Tracker: State AI Chatbot Bills — Minors, Disclosure, and the New Compliance Layer (2026-04-13)

Policy isn’t coming. It’s already here. It just arrives in 50 dialects.

US states are not waiting for a grand federal framework. They are shipping chatbot rules the way the internet ships everything: one weird bill at a time, enforced by attorneys general, aimed at minors, therapy claims, and “please stop pretending you’re human.”

What Changed This Week

State legislatures are advancing (and passing) AI bills that regulate conversational AI in very specific, very enforceable ways. The highest-signal pattern is not “AI safety principles.” It’s the compliance machinery: disclosure duties, prohibited claims (especially around mental health), and enforcement by state attorneys general.

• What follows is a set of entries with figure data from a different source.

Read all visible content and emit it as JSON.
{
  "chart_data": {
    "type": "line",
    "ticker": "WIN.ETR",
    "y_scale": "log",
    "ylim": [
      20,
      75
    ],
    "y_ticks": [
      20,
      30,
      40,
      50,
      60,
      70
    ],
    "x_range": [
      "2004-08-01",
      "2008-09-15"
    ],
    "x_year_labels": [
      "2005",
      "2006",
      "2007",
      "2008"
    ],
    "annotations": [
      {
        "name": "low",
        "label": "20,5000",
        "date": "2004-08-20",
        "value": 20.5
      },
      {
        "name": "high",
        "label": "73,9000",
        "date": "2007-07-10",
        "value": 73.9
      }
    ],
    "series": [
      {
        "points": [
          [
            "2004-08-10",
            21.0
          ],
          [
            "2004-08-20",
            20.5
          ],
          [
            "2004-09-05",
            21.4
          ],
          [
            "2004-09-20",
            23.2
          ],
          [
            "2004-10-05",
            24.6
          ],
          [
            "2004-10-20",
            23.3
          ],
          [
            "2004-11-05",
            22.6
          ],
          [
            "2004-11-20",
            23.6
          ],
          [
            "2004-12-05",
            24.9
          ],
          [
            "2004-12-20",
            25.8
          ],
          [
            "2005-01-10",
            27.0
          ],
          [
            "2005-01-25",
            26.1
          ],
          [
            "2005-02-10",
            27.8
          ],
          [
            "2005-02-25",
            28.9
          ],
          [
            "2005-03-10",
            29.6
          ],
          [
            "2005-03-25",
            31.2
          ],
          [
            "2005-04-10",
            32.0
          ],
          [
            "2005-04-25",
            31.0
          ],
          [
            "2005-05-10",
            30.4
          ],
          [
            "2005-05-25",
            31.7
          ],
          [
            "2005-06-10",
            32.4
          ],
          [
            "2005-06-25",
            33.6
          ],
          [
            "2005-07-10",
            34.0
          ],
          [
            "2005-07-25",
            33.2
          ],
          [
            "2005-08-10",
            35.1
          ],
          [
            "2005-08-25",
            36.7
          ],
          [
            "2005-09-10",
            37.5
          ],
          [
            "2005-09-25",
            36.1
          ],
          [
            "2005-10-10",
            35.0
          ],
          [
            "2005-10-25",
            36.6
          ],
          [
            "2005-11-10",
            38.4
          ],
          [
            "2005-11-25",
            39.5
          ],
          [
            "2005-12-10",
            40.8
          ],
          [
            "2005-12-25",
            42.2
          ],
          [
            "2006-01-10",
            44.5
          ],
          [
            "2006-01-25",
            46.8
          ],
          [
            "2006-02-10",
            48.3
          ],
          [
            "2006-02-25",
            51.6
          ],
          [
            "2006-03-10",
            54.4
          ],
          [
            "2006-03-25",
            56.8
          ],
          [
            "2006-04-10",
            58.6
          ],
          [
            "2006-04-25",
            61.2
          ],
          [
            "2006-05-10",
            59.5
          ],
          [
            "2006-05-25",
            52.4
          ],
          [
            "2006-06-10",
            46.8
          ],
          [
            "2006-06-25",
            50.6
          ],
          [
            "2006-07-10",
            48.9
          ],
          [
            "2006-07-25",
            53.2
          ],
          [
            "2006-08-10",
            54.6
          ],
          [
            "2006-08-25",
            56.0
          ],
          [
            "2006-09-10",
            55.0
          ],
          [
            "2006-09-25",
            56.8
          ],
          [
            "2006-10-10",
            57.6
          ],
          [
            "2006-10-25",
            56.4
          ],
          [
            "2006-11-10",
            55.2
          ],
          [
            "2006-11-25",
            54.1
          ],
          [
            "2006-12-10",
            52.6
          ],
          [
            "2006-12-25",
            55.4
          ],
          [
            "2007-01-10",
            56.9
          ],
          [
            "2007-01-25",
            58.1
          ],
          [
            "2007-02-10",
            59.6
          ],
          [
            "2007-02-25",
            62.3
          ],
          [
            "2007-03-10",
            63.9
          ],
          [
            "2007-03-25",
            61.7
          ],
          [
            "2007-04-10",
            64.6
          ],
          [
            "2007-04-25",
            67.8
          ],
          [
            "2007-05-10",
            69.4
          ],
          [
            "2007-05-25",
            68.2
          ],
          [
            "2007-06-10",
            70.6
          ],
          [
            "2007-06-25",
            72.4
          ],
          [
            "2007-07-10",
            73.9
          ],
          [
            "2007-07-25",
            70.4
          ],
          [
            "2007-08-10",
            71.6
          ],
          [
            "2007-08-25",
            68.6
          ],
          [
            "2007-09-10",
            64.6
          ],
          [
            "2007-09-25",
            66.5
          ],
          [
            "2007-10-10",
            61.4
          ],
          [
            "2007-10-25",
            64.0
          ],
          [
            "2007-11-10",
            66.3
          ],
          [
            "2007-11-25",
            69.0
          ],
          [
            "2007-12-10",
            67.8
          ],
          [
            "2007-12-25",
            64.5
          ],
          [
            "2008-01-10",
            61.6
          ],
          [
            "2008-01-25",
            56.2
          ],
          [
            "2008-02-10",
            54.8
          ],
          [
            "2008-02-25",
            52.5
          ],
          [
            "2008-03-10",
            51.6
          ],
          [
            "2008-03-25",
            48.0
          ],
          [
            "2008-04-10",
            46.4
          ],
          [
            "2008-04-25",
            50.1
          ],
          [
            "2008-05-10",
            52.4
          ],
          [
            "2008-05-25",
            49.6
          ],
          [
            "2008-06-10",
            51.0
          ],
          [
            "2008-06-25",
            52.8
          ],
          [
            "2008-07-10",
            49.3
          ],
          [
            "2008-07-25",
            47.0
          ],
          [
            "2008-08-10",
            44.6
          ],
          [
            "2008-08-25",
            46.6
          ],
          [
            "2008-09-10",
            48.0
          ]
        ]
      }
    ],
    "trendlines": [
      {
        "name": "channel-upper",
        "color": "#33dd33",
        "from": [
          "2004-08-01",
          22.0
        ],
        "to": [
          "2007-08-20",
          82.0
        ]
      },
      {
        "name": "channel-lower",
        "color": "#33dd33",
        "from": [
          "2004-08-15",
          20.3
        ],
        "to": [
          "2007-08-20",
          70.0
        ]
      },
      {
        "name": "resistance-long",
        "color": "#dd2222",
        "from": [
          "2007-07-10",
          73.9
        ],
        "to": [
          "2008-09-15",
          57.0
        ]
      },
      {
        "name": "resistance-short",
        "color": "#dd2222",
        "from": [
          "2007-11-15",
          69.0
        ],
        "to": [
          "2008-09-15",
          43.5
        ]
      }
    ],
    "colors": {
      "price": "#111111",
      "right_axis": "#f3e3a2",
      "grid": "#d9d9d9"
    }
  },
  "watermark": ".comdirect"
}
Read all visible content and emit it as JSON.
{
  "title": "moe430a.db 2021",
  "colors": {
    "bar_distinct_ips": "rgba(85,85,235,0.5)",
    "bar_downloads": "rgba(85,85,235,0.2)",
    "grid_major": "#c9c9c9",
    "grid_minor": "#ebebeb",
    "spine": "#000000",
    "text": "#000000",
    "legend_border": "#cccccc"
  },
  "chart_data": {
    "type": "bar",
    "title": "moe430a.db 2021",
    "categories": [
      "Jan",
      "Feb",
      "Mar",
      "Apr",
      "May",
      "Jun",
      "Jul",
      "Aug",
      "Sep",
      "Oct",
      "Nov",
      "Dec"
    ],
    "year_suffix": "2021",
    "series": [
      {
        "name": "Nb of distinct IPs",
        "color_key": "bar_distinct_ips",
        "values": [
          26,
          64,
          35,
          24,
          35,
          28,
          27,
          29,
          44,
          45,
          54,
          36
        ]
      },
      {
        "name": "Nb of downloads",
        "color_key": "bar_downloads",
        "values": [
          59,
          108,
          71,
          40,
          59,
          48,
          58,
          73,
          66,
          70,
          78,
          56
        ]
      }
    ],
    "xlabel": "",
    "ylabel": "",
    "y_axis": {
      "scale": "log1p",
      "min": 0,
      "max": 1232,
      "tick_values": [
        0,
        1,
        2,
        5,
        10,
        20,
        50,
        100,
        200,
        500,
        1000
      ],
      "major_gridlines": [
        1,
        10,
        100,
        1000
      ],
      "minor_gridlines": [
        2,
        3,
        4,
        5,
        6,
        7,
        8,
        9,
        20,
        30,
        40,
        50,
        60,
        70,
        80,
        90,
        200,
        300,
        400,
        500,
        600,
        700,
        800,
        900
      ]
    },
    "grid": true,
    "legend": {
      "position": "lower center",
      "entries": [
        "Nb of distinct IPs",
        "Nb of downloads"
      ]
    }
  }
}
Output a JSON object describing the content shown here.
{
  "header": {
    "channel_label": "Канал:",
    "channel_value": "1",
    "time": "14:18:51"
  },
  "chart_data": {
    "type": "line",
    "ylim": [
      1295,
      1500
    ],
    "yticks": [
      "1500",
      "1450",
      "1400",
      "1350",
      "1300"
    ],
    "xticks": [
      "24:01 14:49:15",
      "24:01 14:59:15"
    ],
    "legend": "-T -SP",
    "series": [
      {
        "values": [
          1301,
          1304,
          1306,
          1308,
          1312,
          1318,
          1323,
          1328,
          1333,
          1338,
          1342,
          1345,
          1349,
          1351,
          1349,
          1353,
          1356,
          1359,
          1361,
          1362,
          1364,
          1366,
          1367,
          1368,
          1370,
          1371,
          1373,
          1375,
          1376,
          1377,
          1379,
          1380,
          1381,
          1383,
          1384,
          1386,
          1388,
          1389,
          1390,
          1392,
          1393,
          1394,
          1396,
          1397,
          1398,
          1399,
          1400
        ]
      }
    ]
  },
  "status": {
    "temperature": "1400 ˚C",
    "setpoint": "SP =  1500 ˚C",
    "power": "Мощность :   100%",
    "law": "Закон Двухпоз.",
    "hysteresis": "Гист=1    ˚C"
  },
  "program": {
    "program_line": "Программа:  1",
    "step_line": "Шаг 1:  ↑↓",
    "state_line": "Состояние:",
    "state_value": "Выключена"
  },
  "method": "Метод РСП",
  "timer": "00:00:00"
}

Three Mechanisms That Keep Repeating

  1. Minors get a special perimeter: bills increasingly mandate disclosure to minors that they are interacting with AI, and add guardrails around manipulative or sexually explicit interactions.
  2. Therapy is becoming a red zone: multiple states are moving to restrict or ban AI-delivered therapy or psychotherapy services unless provided by a licensed professional.
  3. Enforcement is local and real: when the enforcer is the state AG, you don’t get to hand-wave with “best efforts.” You either comply or you get to meet the litigation budget.

Why This Matters

This is policy as market structure. If you operate a consumer-facing assistant, you are about to accumulate a state-by-state compliance layer that looks suspiciously like the early privacy era: disclosures, carve-outs for kids, and lots of “reasonable person” standards that only get clarified in enforcement.

And yes, this will advantage the biggest platforms. Not because they are morally superior, but because they have the compliance staff to keep 50 legislative calendars in a spreadsheet without crying.

What to Watch

  • Which “therapy bot” bans get signed, and how they define “therapy” vs admin support.
  • Whether disclosure requirements evolve into standardized UI patterns (labels, persistent indicators) or remain case law.
  • Template diffusion: which states copy language from early movers, and which lobby groups supply the boilerplate.